My name is Philip McDonald. I work here at the University of Westminster. I came from Ireland originally and came over to London to find work and train as an accountant. I am qualified ACCA – that’s the Association of Chartered Certified Accountants – and after gaining experience in practice, banking, commerce, I moved into education and I’ve now been working as a lecturer for the past twenty years: ten of those at the University of Westminster.
Which area of academia are you most passionate about and why?
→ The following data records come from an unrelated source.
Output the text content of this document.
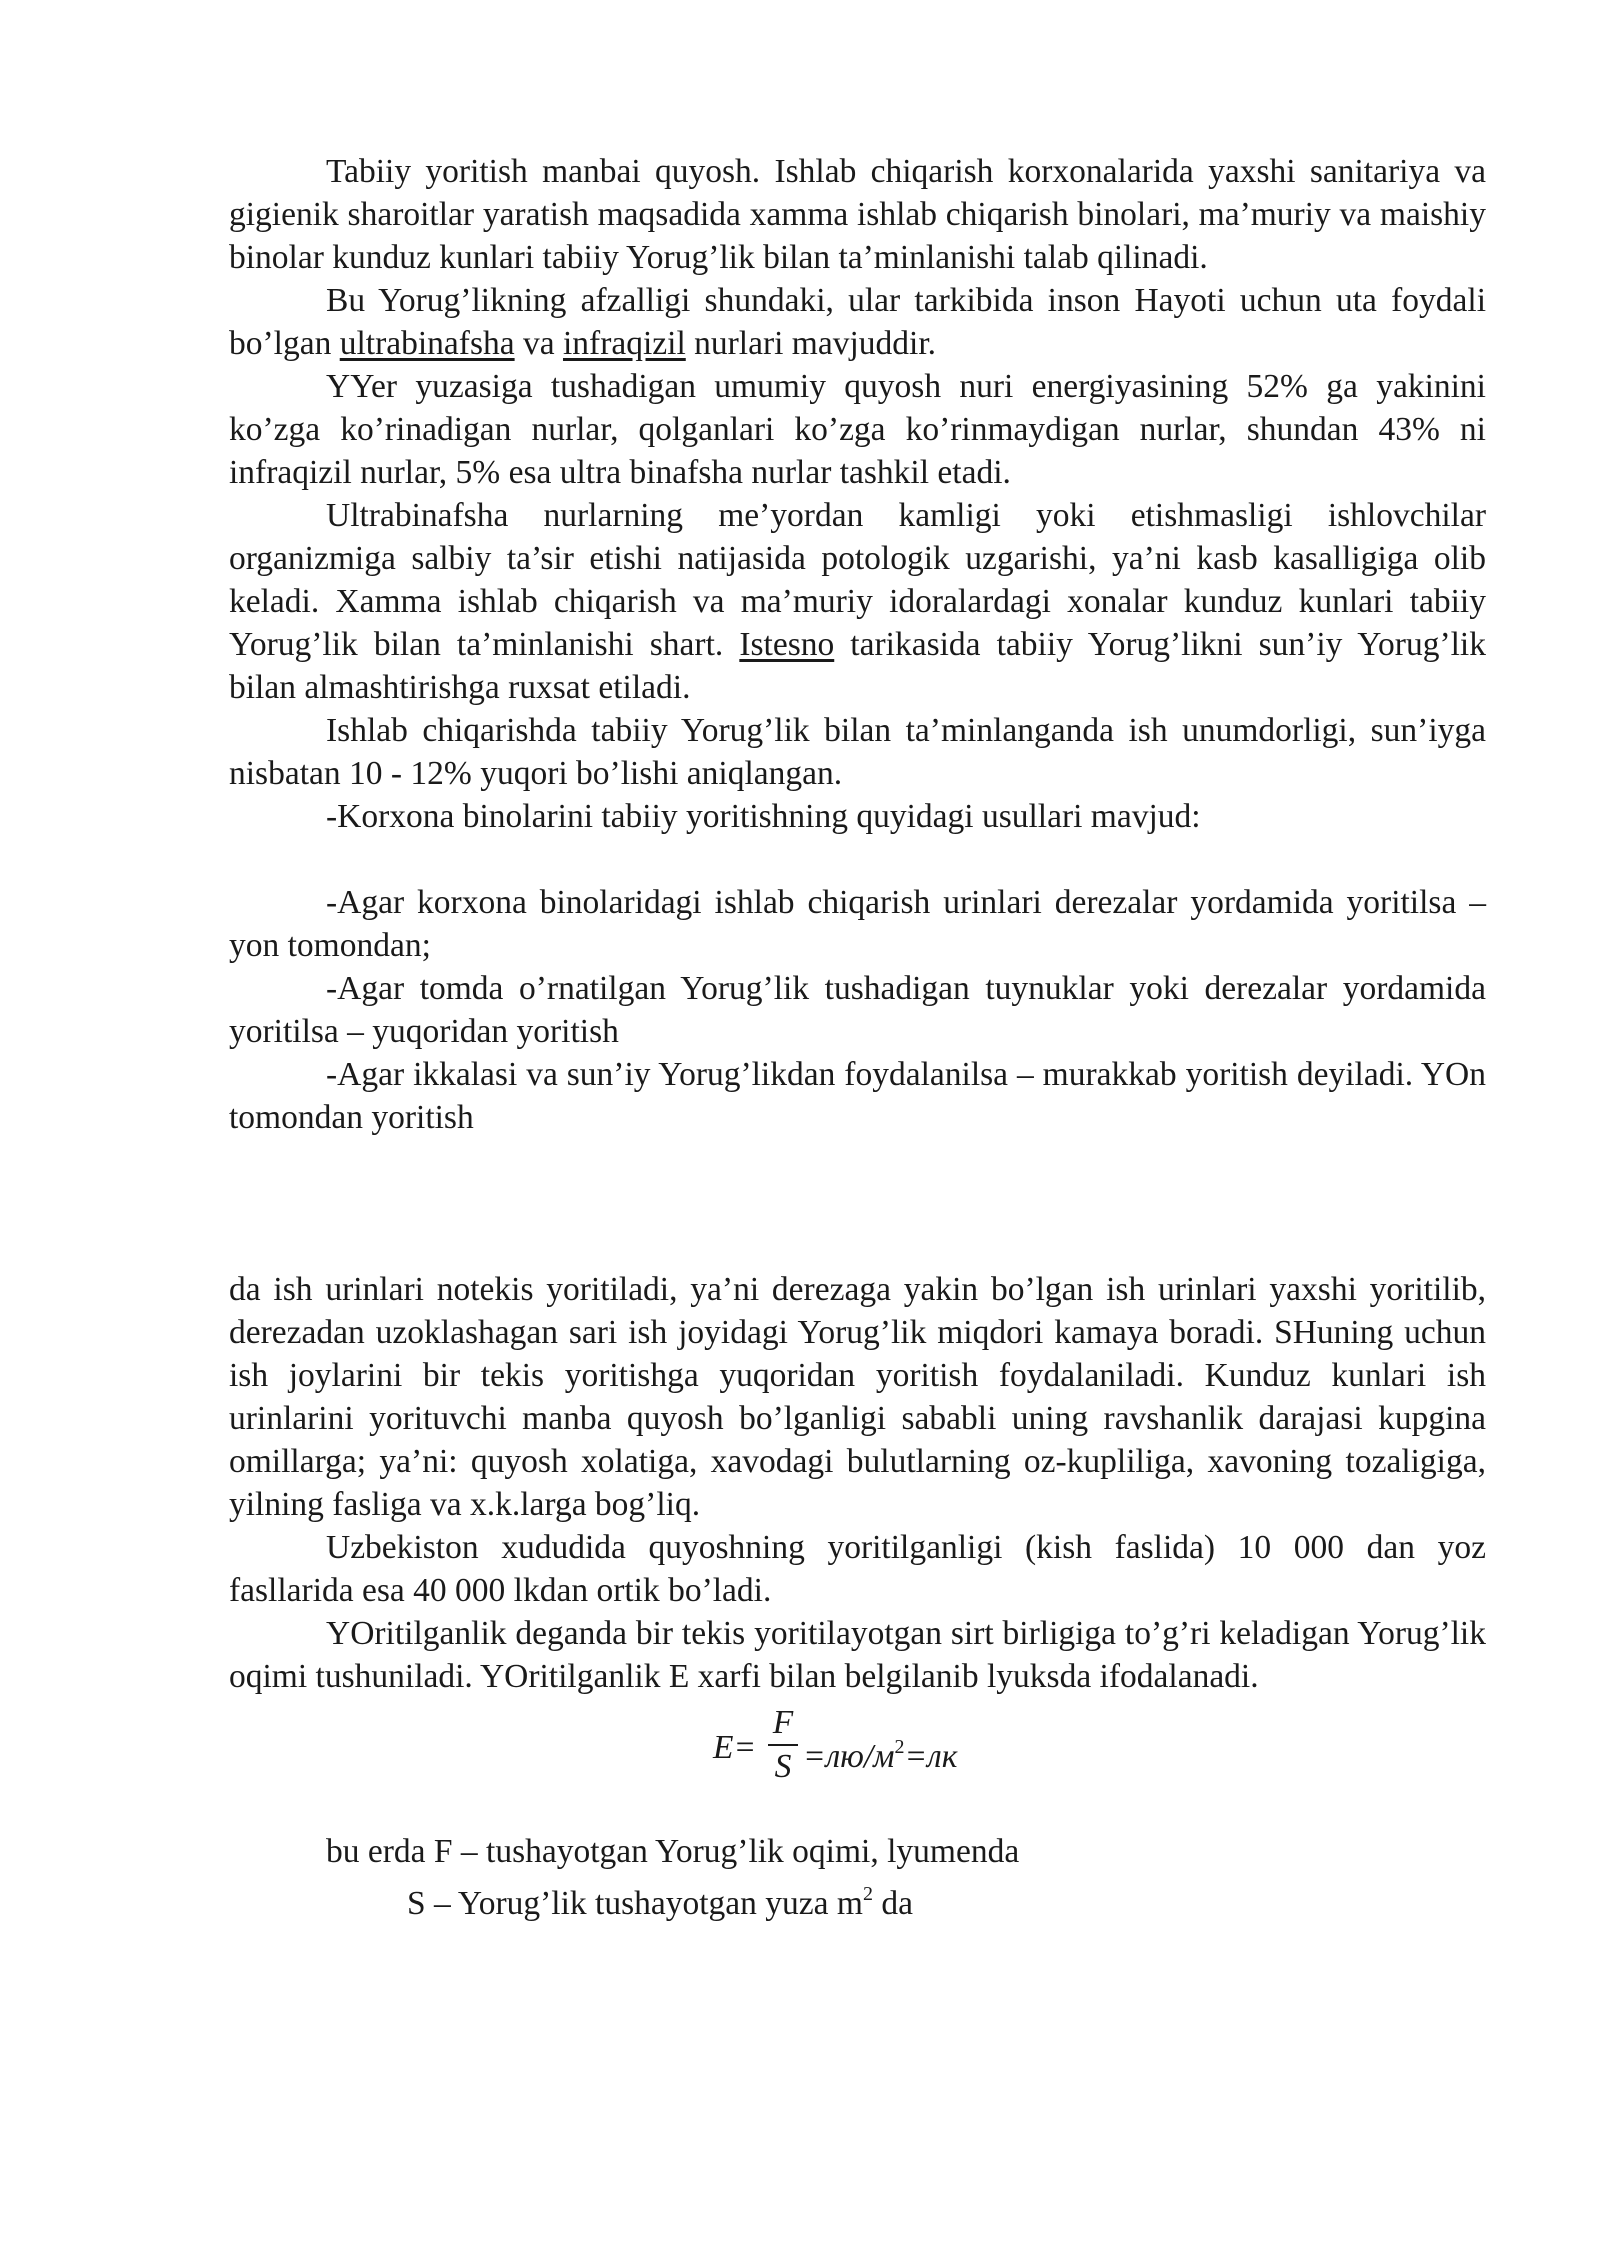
Tabiiy yoritish manbai quyosh. Ishlab chiqarish korxonalarida yaxshi sanitariya va gigienik sharoitlar yaratish maqsadida xamma ishlab chiqarish binolari, ma’muriy va maishiy binolar kunduz kunlari tabiiy Yorug’lik bilan ta’minlanishi talab qilinadi.

Bu Yorug’likning afzalligi shundaki, ular tarkibida inson Hayoti uchun uta foydali bo’lgan ultrabinafsha va infraqizil nurlari mavjuddir.

YYer yuzasiga tushadigan umumiy quyosh nuri energiyasining 52% ga yakinini ko’zga ko’rinadigan nurlar, qolganlari ko’zga ko’rinmaydigan nurlar, shundan 43% ni infraqizil nurlar, 5% esa ultra binafsha nurlar tashkil etadi.

Ultrabinafsha nurlarning me’yordan kamligi yoki etishmasligi ishlovchilar organizmiga salbiy ta’sir etishi natijasida potologik uzgarishi, ya’ni kasb kasalligiga olib keladi. Xamma ishlab chiqarish va ma’muriy idoralardagi xonalar kunduz kunlari tabiiy Yorug’lik bilan ta’minlanishi shart. Istesno tarikasida tabiiy Yorug’likni sun’iy Yorug’lik bilan almashtirishga ruxsat etiladi.

Ishlab chiqarishda tabiiy Yorug’lik bilan ta’minlanganda ish unumdorligi, sun’iyga nisbatan 10 - 12% yuqori bo’lishi aniqlangan.

-Korxona binolarini tabiiy yoritishning quyidagi usullari mavjud:

-Agar korxona binolaridagi ishlab chiqarish urinlari derezalar yordamida yoritilsa – yon tomondan;

-Agar tomda o’rnatilgan Yorug’lik tushadigan tuynuklar yoki derezalar yordamida yoritilsa – yuqoridan yoritish

-Agar ikkalasi va sun’iy Yorug’likdan foydalanilsa – murakkab yoritish deyiladi. YOn tomondan yoritish

da ish urinlari notekis yoritiladi, ya’ni derezaga yakin bo’lgan ish urinlari yaxshi yoritilib, derezadan uzoklashagan sari ish joyidagi Yorug’lik miqdori kamaya boradi. SHuning uchun ish joylarini bir tekis yoritishga yuqoridan yoritish foydalaniladi. Kunduz kunlari ish urinlarini yorituvchi manba quyosh bo’lganligi sababli uning ravshanlik darajasi kupgina omillarga; ya’ni: quyosh xolatiga, xavodagi bulutlarning oz-kupliliga, xavoning tozaligiga, yilning fasliga va x.k.larga bog’liq.

Uzbekiston xududida quyoshning yoritilganligi (kish faslida) 10 000 dan yoz fasllarida esa 40 000 lkdan ortik bo’ladi.

YOritilganlik deganda bir tekis yoritilayotgan sirt birligiga to’g’ri keladigan Yorug’lik oqimi tushuniladi. YOritilganlik E xarfi bilan belgilanib lyuksda ifodalanadi.

E=
F
$S =лю/м^2=лк$
bu erda F – tushayotgan Yorug’lik oqimi, lyumenda
S – Yorug’lik tushayotgan yuza $m^2$ da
The main areas that I teach are management accounting and corporate finance/financial strategy. I like management accounting as opposed to financial accounting, not that I’m putting down the financial accountants, but I think that management accounting is much more interesting from the point of view you’re helping to inform decision-making and it is the decisions made that will result in the profits that are reported by the financial accountant. Then on the other side of things you’ve got to have any decisions that are going to be taken on finance somehow so the other area as I say is corporate finance and that looks at all the different ways that you can finance projects for instance. One of things I really like is economics as well and economics feeds into both areas and I’d put it like this: that it’s a jigsaw and you need all the different parts of the jigsaw to make sense, to get the overall picture. And the two might not seem to be related initially – management accounting and corporate finance – but essentially they’re very interlinked.
Can you please tell us a bit about your course?
The Finance and Accounting MSc was developed about ten years ago, using my experience form the world of accounting to bring together the skills that are required by a professional accountant, but also with using what already existed in the university, which were the skills of how to become a financial professional. We combined these two skill areas to form the MSc, Finance and Accounting course. Students who do this course will be able to claim exemptions from all the accountancy bodies. However we have a special link with the ACCA and students who decide to go down the ACCA path will automatically, on graduation, be able to claim seven exemptions from the ACCA exams. In London we are the only university that offer that number of exemptions after one year of study. Our nearest competitor, the London School of Economics, allows its students to claim four exemptions. Separately, we have a comparable arrangement with the Chartered Institute of Management Accountants (CIMA) route. If you follow this path you will have the opportunity of doing a “Gateway” exam. The successful completion of this exam will allow you to claim 12 exemptions from CIMA professional examinations.